Digamos, por mero exercício de raciocínio, que tudo o que tem sido assacado, sem provas, contra a blogueira cubana Yoani Sánchez é verdade: é agente da CIA, conspira contra o socialismo em Cuba, é antipatriota, financiada por grupos empresariais etc.
Nada disso justifica a vergonhosa recepção que está tendo. Cercear o direito à palavra a alguém cujo destaque se deve exclusivamente ao uso que dela faz – e a nada mais - é uma truculência inominável, intolerável num regime democrático.
Se os adversário de Yoani têm alguma razão para hostilizá-la, a perderam ao tentar silenciá-la mediante métodos bárbaros, piquetes de militantes que remetem às manifestações da juventude nazista. Se ela precisa ser combatida – digamos que precise -, é no campo em que ela atua que isso deve ocorrer.
Afinal, se o seu hipotético delito estaria no que diz (e escreve), é aí que deve ser questionada. A liberação de seu visto para deixar seu país foi apresentada como sinal de que Cuba, no fim das contas, não seria uma ditadura tão intolerável.
Só que a concessão do visto não foi exatamente uma concessão. Estava sendo constrangedor ao regime insistir em negá-lo, graças à projeção que Yoani conquistou internacionalmente.
O governo cubano decidiu então transformar a concessão numa cilada. Articulou-se com o governo brasileiro para que a recepção saísse pela culatra. O meio de que se serviu não poderia ser mais burro. Confirma o que de pior já se disse sobre aquele regime.
É um governo que teme mais a palavra do que a pólvora. O espantoso é que o governo brasileiro, que preside uma democracia, fincada na liberdade de expressão, se associe a tal prática.
A imprensa provou tal parceria, em que o governo brasileiro chegou a enviar emissário a Cuba para inteirar-se da logística da perseguição. Os adversários de Yoani querem responsabilizá-la pelo que não fez, nem defendeu: o embargo econômico dos EUA e a prisão de Guantánamo.
Que tem ela com isso, se nem nascida era quando tais fatos se consumaram? E que força tem para revertê-los se o próprio Obama, que se comprometeu com a causa, não o conseguiu? E ainda: quando foi que fez proselitismo favorável a tais temas?
Sua luta é a de uma cidadã cubana, inconformada em viver num país onde não há eleição há mais de cinco décadas, onde se pune com prisão, tortura e morte os delitos de opinião e onde o elementar direito de ir e vir cabe apenas aos amigos do regime.

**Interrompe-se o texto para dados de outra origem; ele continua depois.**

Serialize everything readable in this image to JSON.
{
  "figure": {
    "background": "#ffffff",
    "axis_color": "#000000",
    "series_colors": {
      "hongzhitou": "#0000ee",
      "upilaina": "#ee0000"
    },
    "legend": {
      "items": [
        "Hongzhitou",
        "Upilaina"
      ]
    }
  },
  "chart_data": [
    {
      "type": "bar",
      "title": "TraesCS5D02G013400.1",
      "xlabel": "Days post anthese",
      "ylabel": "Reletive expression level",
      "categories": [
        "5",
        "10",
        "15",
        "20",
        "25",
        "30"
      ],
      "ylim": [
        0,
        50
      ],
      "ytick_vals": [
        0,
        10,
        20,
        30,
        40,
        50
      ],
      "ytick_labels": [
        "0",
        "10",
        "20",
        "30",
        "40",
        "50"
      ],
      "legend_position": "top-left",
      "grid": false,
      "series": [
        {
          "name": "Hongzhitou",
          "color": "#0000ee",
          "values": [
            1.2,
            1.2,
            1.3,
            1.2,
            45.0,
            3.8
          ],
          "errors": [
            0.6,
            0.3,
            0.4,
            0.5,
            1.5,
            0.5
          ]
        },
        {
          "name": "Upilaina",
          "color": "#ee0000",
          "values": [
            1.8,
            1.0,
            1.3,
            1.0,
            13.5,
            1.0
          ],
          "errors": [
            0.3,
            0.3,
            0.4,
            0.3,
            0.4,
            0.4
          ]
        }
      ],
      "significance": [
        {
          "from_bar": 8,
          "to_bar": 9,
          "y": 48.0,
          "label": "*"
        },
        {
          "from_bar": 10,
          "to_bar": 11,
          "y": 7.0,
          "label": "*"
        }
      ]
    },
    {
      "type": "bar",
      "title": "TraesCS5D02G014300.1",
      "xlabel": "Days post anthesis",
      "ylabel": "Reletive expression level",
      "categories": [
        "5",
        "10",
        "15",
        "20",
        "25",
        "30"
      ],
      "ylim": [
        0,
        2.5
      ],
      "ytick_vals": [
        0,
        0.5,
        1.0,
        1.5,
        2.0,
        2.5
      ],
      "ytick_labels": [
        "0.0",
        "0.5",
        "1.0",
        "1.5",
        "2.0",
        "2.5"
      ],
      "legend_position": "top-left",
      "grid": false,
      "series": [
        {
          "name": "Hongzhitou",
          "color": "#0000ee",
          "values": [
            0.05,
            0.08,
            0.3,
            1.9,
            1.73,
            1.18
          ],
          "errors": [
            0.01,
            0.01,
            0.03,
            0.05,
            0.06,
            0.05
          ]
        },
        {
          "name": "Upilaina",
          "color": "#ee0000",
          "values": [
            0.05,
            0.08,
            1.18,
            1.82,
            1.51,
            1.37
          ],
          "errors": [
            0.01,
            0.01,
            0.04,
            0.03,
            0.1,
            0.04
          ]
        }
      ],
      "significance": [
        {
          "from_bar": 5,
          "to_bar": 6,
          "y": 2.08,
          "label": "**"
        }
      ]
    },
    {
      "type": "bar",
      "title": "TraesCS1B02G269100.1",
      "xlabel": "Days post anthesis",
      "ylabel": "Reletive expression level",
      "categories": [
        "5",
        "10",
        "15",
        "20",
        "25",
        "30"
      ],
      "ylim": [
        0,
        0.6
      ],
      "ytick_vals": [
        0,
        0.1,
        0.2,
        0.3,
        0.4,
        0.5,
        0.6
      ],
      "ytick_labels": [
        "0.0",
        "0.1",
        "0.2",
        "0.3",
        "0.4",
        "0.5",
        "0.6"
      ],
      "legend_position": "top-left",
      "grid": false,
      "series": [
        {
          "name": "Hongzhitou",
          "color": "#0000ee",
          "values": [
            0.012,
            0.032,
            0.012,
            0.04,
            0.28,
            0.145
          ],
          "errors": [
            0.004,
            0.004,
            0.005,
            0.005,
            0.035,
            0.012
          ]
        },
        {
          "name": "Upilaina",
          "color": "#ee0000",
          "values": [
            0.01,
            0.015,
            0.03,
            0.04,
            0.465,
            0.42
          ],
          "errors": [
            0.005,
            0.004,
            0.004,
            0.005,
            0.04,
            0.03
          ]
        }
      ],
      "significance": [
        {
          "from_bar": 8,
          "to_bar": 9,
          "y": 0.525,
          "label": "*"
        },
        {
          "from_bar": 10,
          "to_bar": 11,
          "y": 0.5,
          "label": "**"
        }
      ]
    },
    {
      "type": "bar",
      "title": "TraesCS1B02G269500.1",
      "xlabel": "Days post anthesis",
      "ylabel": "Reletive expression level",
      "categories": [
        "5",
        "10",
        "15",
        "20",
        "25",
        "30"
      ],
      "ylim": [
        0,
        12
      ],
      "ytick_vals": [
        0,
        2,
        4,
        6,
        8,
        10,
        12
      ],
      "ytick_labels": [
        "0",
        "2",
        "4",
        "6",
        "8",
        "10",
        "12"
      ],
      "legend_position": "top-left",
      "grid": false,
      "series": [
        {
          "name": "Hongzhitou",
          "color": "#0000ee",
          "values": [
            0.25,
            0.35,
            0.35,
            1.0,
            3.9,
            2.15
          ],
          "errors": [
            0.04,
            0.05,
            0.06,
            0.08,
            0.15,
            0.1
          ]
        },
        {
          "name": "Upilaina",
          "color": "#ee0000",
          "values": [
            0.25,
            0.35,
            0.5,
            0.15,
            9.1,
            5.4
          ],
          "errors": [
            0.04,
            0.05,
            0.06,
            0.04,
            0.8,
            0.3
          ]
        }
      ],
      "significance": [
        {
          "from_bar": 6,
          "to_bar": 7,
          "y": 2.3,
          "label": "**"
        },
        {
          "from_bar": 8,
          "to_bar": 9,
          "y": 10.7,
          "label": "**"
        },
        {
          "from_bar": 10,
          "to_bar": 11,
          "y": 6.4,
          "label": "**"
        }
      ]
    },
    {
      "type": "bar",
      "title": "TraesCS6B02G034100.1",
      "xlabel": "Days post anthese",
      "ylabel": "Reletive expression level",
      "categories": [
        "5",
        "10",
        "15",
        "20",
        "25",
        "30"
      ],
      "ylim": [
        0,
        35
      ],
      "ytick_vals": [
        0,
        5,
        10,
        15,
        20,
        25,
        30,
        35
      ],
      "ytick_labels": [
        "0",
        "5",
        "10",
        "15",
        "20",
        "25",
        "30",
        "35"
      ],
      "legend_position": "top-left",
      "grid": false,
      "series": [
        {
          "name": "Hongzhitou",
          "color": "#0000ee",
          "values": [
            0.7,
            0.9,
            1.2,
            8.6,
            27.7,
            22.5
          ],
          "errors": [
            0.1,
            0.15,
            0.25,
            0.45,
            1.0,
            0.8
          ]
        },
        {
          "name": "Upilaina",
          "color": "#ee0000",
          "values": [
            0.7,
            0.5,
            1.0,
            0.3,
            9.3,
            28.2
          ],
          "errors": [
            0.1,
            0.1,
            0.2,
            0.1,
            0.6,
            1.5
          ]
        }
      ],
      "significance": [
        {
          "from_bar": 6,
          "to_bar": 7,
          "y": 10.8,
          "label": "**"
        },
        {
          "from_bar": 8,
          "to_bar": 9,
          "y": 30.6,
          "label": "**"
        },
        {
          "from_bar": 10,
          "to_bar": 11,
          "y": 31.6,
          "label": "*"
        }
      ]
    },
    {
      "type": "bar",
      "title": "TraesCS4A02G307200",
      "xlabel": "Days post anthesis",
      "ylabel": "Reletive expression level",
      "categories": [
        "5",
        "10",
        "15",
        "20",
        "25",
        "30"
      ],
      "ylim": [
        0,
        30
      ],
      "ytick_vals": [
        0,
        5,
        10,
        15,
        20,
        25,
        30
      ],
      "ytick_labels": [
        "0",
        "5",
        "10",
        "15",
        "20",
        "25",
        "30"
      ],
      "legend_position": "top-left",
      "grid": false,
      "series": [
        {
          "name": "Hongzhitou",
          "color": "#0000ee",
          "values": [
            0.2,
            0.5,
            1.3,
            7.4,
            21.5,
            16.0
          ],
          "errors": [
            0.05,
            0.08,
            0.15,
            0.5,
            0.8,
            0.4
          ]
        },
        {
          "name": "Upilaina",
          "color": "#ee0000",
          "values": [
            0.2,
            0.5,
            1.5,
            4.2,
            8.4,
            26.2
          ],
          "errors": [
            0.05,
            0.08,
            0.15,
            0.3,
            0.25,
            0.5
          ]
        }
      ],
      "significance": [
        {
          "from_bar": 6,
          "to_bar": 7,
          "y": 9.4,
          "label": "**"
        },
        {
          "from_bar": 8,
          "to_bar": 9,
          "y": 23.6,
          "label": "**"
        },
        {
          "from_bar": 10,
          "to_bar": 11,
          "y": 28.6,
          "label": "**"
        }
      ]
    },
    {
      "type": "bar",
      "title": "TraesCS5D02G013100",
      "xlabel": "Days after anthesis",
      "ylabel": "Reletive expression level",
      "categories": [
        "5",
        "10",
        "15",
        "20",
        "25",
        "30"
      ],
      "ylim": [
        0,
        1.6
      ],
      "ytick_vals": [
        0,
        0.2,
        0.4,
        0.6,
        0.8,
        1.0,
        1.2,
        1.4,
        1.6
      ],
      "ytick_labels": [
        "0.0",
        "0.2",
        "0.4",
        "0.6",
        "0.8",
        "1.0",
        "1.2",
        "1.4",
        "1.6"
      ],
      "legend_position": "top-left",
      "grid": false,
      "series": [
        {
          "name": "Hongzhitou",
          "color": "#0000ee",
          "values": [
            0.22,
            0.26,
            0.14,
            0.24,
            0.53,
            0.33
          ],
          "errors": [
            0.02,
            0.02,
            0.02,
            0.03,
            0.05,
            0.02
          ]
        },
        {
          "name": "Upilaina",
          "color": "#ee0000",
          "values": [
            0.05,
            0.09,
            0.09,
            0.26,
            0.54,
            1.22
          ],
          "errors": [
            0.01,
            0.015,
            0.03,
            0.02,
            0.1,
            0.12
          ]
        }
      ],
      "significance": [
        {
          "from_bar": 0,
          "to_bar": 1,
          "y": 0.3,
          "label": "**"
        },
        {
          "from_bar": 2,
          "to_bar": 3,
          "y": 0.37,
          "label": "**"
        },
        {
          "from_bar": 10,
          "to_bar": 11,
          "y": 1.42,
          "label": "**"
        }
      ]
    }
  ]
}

Alguns hão de argumentar: "Como, se ela está no Brasil e cumprirá agenda de visita a outros países?". Sim, mas a que preço! O que afinal os adversários de Yoani tanto temem que ela diga que já não tenha dito (e escrito)?
Se é agente da CIA – e seria caso único de um agente cuja missão é se expor -, a melhor ocasião de prová-lo e desmoralizá-la é pelo debate. Há quem tente apontar na mobilização oposicionista para defendê-la um sinal de que estaria articulada para impor ao regime cubano o desgaste que está ocorrendo.
Ora, que oposição ficaria indiferente a uma manobra tão patética como esta, que, além de submeter o país ao comando moral de outro, o expõe internacionalmente como cúmplice de uma ditadura cinquentenária?
E não é a primeira vez que o governo do PT, que celebrou esta semana sua primeira década no poder, age dessa forma, a serviço de um regime que resiste à democratização.
Houve, em 2007, por ocasião do Pan-americano, o caso de deportação de dois boxeadores cubanos que se desligaram da delegação de seu país e pediram asilo ao governo brasileiro.
Já com relação ao terrorista Cesare Battisti, condenado em última instância pelo Judiciário italiano, o governo não hesitou em violar um tratado de extradição e mantê-lo em território brasileiro. Os boxeadores não eram criminosos, nem estavam condenados, mas foram tratados como se o fossem; Battisti, mesmo condenado, foi tratado como vítima.
Lula, em território cubano, comparou presos políticos, em greve de fome, a bandidos comuns de São Paulo. E Dilma disse que direitos humanos são questão de âmbito interno dos países e que o Brasil não tem autoridade nessa questão para julgar Cuba.
Some-se a isso a inconformidade do PT em absorver a condenação dos mensaleiros e as reiteradas tentativas de regulamentar a mídia e tem-se aí, claramente, um projeto autoritário em marcha. O que a militância da esquerda faz com Yoani é o que quer fazer com a liberdade de expressão aqui mesmo.